Universities could “slide into decline” unless action is taken to address funding pressures, an education chief has warned.
Dame Sally Mapstone, president of Universities UK (UUK), which represents 141 higher education institutions, said the sector is at a “fork in the road” and a “rebalancing of responsibility for funding” is needed in England.
Her comments come after university leaders warned of significant financial concerns as a result of frozen tuition fees paid by domestic students and a drop in overseas students.
In July, the University and College Union (UCU) called on the Government to offer an “emergency rescue package” for the sector amid concerns about universities struggling financially.
Dame Sally, who is vice-chancellor of the University of St Andrews, will address hundreds of university leaders at the annual UUK conference in Reading on Thursday morning.
The UUK chief will highlight new research that suggests the UK higher education sector’s teaching, research and innovation activities had a positive economic impact of nearly £158 billion in 2021-22.
The London Economics report, commissioned by UUK, adds the total economic impact from UK higher education was around £265 billion once the economic benefit of international students is accounted for.
The research estimates for every £1 of public money invested into UK universities, around £14 of economic benefit is generated.
Dame Sally said: “It is clear we are at a fork in the road. We can choose to act to ensure our universities thrive, or we can allow them to slide into decline. For me, the latter path would be unconscionable.
“The figures released today will inform work underway by a leading group of experts within and outside higher education, exploring how universities can address the UK’s greatest priorities and challenges, especially around growth, opportunity and supporting delivery of the Government’s missions.
“Our blueprint, which will be published in the coming weeks, will set out plans for a ‘reset’ of the university sector including a rebalancing of responsibility for funding in England to recognise the significant benefits to the Treasury generated by graduates.”
On Wednesday, Baroness Jacqui Smith – universities, skills and apprenticeship minister – told the conference the Government is considering “all options” to deliver a more robust higher education sector amid reports of the “financial peril” facing universities.
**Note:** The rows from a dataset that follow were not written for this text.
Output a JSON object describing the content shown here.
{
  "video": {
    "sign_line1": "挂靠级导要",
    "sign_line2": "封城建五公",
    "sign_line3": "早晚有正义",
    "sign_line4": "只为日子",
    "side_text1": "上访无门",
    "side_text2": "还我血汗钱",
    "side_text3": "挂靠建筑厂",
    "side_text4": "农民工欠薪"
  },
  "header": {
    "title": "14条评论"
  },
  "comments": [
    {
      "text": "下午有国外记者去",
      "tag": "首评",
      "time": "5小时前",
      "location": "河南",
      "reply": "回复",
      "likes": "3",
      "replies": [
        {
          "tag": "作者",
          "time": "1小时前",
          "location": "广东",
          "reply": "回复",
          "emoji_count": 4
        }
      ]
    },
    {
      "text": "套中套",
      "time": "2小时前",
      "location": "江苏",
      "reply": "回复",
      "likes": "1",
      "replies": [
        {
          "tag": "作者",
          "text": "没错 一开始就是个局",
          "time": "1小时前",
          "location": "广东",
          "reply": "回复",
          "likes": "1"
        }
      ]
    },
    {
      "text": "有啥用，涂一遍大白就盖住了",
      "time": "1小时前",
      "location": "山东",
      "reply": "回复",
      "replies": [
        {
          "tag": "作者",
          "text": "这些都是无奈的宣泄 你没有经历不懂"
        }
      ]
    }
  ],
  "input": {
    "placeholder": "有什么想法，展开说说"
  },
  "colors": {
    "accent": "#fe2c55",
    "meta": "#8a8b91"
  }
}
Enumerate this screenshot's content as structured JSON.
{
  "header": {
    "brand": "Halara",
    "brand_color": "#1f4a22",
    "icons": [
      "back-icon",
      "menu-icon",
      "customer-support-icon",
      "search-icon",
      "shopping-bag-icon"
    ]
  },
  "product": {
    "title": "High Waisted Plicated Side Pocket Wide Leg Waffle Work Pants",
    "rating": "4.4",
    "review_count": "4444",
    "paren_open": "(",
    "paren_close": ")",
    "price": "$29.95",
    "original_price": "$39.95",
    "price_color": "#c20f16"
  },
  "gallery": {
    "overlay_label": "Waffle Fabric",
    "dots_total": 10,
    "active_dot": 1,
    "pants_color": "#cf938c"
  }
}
Addressing hundreds of vice-chancellors, the higher education minister said she is committed to ensuring plans are in place to mitigate risks to institutions which are “under financial strain”.
But Baroness Smith said the Government is looking at how it can help in a way where the state does not take on the “whole responsibility” of funding.
The London Economics report – which focuses on 906,000 domestic students who started higher education in 2021-22 – estimates the public purse makes a profit on each graduate of £75,000 on average, even after the costs of subsidising their studies are taken into account.
Dame Sally added: “These figures make a strong case for viewing universities as another part of the UK’s growth infrastructure and one which can deliver economic and social benefits more quickly and effectively than others.
“Unlike other sectors, the influence of higher education is felt in communities along the length and breadth of the country and by people of all backgrounds.
“With a new Government at the helm, it’s imperative now more than ever to acknowledge the key role HE can play in unlocking the full potential of the economy both locally and nationally.”
University leaders have been calling on the Government to raise the annual tuition fee for domestic students in line with inflation to help institutions struggling financially.
The previous government raised the cap on university tuition fees in England to £9,000 a year in 2012 but it has been fixed at £9,250 since 2017.
Last month, Education Secretary Bridget Phillipson pledged to reform the system but said raising university tuition fees would be “unpalatable”.
Addressing the latest London Economics research, Jo Grady, general secretary of the University and College Union, said: “This crucial report highlights how important university staff are to the economy and society at large, and demonstrates the benefits of government funding.
“But university leaders cannot be handed blank cheques: they must use public money to invest in their own workforce.”
She added: “We echo Universities UK’s call for more investment, but this must be accompanied by a fair pay uplift, in line with that awarded to teachers, train drivers and junior doctors.
“Meanwhile, the Government needs to protect our world-leading universities by lifting Tory visa restrictions on international staff and students, and financially supporting any institution at risk.
“Ultimately, increased public funding will be necessary to sustain the sector.”
A Department for Education spokesperson said: “The Government is committed to breaking down barriers to opportunity and enabling everyone who meets the requirements to go to university.
“We will create a secure future for our world-leading universities as engines of growth and opportunity so they can deliver for students, local communities and the economy.
“The Education Secretary has taken the crucial first step of refocusing the role of the Office for Students, so that it focuses on key areas such as monitoring financial sustainability, to ensure universities can secure their financial health in the longer term.”
Peter Kyle, Secretary of State for Science, Innovation and Technology, is expected to speak at the UUK conference at the University of Reading on Thursday afternoon.